We came home from visiting Brian’s folks. The house was still standing, which I noted with nostalgia (we always said that when my parents and my brother and I came home from a long trip). Upon entering it, however, we kind of wished it weren’t.
The cat, may she rest in peace, for whatever reasons had neglected to use the litterbox for much of the week. Instead, she used the floors. In order to put our kids to bed, we had to navigate a hallway and bathroom filled with randomly-placed landmines of poop and vomit. While holdig our dozes and talkig like dis. We skipped the tooth-brushing that night. The less time spent in the bathroom, the better.
Brian and I got rid of the biggest (*GAG*) piles before we went to bed.
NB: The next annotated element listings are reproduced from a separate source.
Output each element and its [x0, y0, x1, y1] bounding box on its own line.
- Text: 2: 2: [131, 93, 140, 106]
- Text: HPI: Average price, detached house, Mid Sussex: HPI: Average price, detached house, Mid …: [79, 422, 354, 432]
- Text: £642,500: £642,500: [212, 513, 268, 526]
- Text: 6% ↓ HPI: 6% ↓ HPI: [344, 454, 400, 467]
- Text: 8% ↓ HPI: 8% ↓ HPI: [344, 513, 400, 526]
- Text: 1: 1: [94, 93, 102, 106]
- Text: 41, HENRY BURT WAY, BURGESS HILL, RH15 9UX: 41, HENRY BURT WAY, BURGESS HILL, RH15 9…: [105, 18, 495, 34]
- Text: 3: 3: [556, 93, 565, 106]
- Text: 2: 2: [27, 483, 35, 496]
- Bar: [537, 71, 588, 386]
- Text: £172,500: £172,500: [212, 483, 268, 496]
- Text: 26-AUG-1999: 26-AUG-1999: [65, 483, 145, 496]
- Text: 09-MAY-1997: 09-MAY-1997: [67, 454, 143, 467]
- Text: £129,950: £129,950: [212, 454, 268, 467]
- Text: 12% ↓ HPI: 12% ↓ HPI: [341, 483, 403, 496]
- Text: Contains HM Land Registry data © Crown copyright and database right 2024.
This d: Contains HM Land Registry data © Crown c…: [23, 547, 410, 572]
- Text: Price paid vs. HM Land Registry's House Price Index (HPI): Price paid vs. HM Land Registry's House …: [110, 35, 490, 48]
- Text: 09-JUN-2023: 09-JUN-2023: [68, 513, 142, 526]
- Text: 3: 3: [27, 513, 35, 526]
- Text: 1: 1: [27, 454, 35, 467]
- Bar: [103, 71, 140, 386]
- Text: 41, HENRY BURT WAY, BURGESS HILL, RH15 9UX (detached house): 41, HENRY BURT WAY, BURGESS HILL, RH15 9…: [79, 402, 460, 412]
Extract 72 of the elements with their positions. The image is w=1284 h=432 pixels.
Praise God that He had nudged me to close all the bedroom doors before we left.
So then, with the moral support of two friends-in-deed, I began the major cleanup the next day. UGH. In addition to the cat’s mess, I also got to experience the remnants of one of Gannon’s sleepwalking episodes. One where he thought he’d gone into the bathroom and peed in the potty, when in reality he was still in his room and was standing in front of a toybox.
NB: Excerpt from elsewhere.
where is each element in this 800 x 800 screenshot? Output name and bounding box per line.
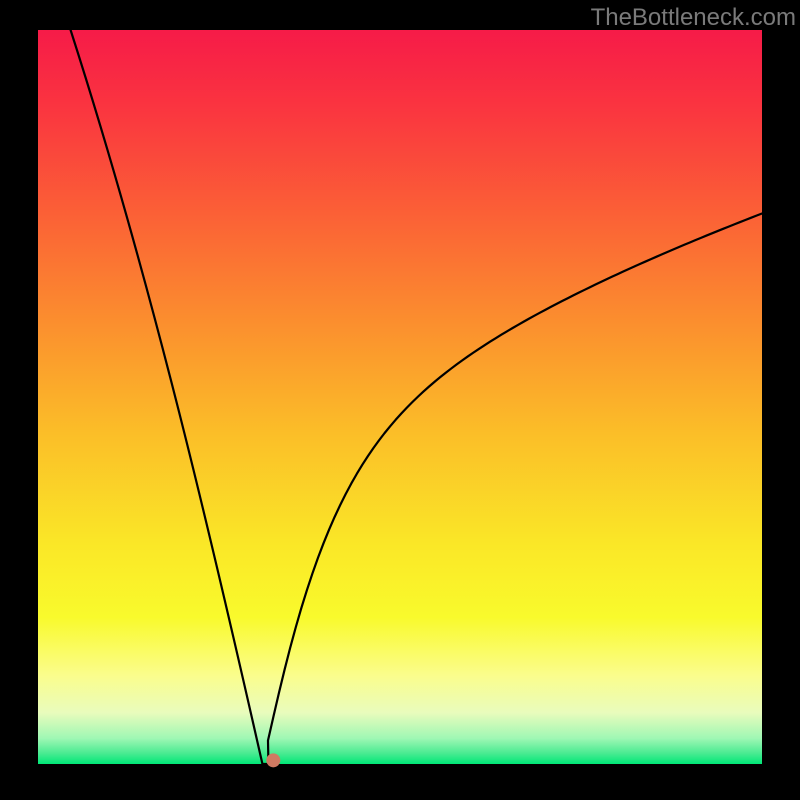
gradient-plot-area bbox=[38, 30, 762, 764]
chart-root: TheBottleneck.com bbox=[0, 0, 800, 800]
watermark-text: TheBottleneck.com bbox=[591, 4, 796, 32]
Oh yeah, I also took the cat to the vet and had it euthanised*. Then I took it home and the kids and I buried it deep under the flowerbed. After we had a time of sitting on the couch with it, petting it and remembering what sort of a cat she was. We also took the opportunity to examine the general anatomy of cats without being gouged. That part was Gannon’s idea. As we sat on the couch, leaning over the dead cat between us, I felt like perhaps a huge blinking sign was over our livingroom, reading “PSYCHO HOMESCHOOLERS”. It was a unique experience. I can only hope.
The next day, as I was grumbling about the mess I was still cleaning out of the upstairs carpets, Acadia brightly and optimistically offered, “At least the cat’s dead now, Mom!” Ah, a girl after her Dad’s own heart.
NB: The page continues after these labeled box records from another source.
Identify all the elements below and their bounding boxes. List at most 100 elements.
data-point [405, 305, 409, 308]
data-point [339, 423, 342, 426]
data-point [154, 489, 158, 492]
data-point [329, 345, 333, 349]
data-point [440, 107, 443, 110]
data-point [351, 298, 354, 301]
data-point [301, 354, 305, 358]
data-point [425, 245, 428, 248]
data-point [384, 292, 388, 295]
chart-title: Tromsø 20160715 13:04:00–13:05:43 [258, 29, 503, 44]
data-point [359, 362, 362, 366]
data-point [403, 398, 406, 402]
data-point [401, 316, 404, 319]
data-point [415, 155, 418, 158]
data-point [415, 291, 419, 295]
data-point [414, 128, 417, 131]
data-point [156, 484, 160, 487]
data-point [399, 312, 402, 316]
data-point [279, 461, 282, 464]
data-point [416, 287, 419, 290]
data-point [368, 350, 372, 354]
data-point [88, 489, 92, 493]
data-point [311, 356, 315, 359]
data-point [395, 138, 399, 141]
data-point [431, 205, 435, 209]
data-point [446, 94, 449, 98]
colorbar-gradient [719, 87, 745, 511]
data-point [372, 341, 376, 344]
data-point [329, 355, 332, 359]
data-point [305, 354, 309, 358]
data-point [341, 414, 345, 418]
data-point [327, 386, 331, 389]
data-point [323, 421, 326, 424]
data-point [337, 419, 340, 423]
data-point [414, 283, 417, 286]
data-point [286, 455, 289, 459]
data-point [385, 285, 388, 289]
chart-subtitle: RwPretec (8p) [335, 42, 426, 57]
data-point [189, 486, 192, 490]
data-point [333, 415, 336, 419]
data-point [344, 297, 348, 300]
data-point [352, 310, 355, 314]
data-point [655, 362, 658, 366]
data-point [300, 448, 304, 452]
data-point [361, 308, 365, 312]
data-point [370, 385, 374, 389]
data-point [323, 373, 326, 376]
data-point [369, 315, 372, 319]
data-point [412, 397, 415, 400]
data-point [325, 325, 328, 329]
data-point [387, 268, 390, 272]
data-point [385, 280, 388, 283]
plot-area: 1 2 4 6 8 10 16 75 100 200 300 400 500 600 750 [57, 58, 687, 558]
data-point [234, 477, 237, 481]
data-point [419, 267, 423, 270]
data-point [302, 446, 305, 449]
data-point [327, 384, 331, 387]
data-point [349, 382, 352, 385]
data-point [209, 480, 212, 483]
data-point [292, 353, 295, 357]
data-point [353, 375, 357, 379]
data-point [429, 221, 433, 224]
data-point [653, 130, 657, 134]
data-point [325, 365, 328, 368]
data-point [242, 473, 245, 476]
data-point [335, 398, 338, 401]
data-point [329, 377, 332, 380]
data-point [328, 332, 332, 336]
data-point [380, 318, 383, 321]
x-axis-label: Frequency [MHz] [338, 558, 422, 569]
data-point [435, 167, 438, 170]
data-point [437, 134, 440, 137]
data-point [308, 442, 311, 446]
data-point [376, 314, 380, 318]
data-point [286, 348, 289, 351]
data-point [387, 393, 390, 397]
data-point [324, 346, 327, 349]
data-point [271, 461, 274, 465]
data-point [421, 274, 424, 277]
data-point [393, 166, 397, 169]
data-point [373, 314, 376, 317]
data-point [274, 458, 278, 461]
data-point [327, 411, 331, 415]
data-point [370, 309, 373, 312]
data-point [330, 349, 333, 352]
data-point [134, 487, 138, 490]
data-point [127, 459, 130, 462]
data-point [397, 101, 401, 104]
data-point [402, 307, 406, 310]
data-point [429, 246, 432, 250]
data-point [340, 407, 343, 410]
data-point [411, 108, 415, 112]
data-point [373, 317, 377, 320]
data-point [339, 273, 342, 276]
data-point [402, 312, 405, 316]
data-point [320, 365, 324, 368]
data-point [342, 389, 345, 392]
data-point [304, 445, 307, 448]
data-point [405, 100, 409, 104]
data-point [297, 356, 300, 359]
So yeah, our Thanksgiving was nice. Then December started. I am expecting the stomach bug and/or plague of frogs to be arriving soon. As psycho homeschooler, we will dissect the frogs. Maybe find a recipe or two for a healthy meal of them. And do a lapbook on the Exodus of the Hebrews from Egypt.
*I did not do this without much thought and agonizing emotion. And a check for $88 to the vet.